Actually the new Mrs. Barbara Gould was only fifteen, having been born in 1760.

Gould sold his lieutenant’s commission, effectively retiring from the army, in January 1776. He testified about the start of the American war in London the next year. The Goulds had three children before Barbara died on 8 Apr 1781 at the age of twenty. Eleven years later Edward remarried, to the Hon. Anne Dormer, eldest daughter of the eighth Baron Dormer.

Gould served as a justice of the peace and one term as high sheriff of Nottingham. Starting in 1781, he helped to command the Nottinghamshire militia, and thus attained the title of colonel. He volunteered for service in Spain in 1808 and retired only in 1819. A widower once more, Gould moved to Paris, where he died on 15 Feb 1830.

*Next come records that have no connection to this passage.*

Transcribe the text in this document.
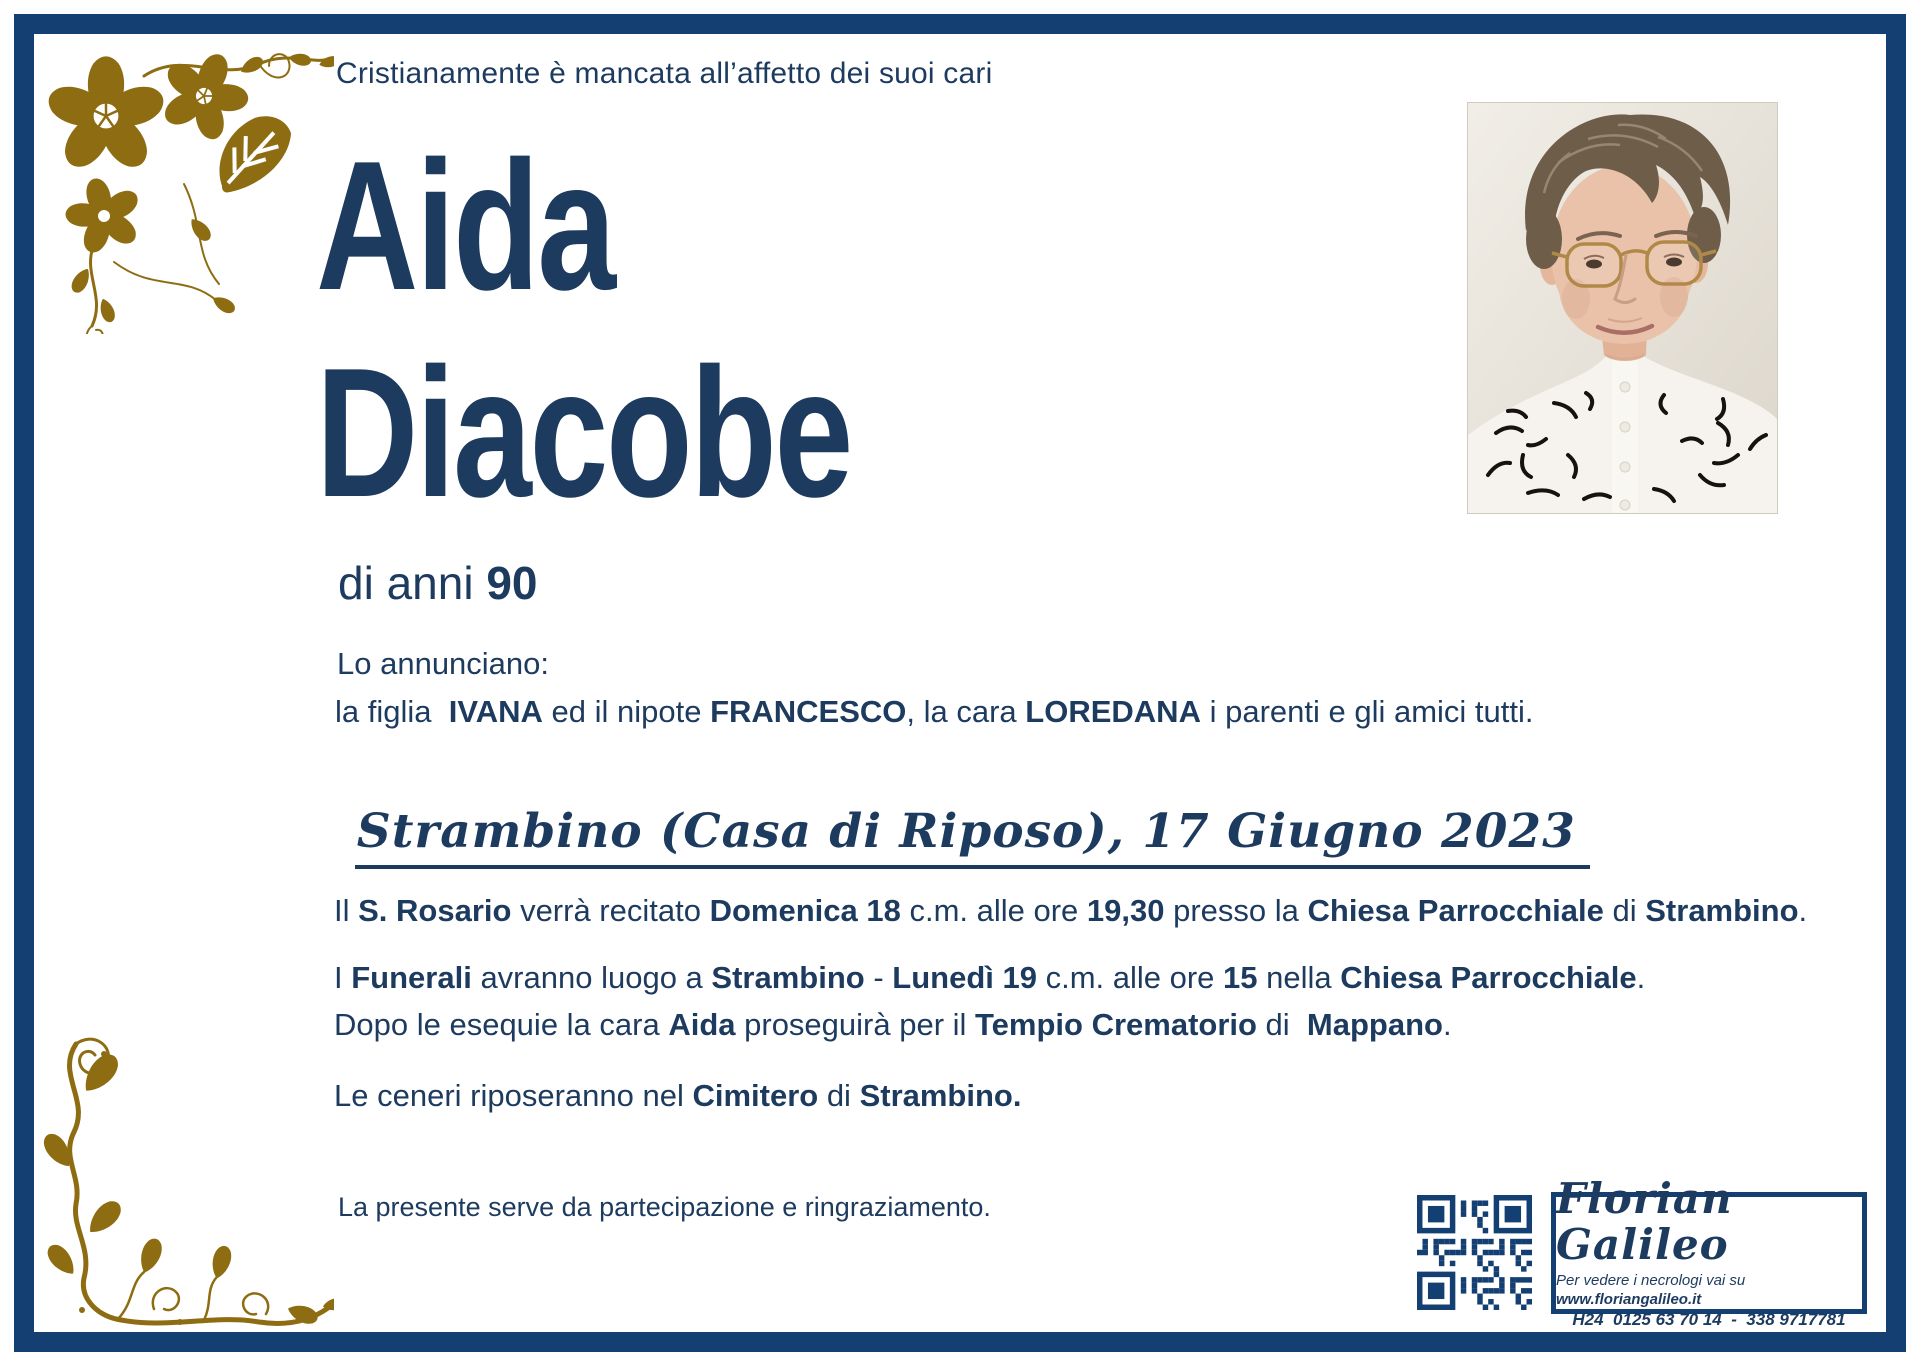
Cristianamente è mancata all’affetto dei suoi cari

Aida

Diacobe

di anni 90
Lo annunciano:
la figlia  IVANA ed il nipote FRANCESCO, la cara LOREDANA i parenti e gli amici tutti.

Strambino (Casa di Riposo), 17 Giugno 2023

Il S. Rosario verrà recitato Domenica 18 c.m. alle ore 19,30 presso la Chiesa Parrocchiale di Strambino.
I Funerali avranno luogo a Strambino - Lunedì 19 c.m. alle ore 15 nella Chiesa Parrocchiale.
Dopo le esequie la cara Aida proseguirà per il Tempio Crematorio di  Mappano.
Le ceneri riposeranno nel Cimitero di Strambino.
La presente serve da partecipazione e ringraziamento.	Florian Galileo
Per vedere i necrologi vai su www.floriangalileo.it
H24  0125 63 70 14  -  338 9717781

Gould’s son, Henry, became the 19th Baron Grey de Ruthyn, inheriting the title through his mother. He was a tenant and, for a while, pal of the young Lord Byron. Most scholars suggest their falling-out was over sex—did Grey try to seduce Byron? Or did Byron resent Grey flirting with Byron’s mother? Or both? Byron wouldn’t tell even his sister what had happened. Baron Grey died in 1810, his father outliving him by twenty years. According to the family of one of Gould’s fellow lieutenants, both the colonel and the baron proved to be “wild and dissipated” men.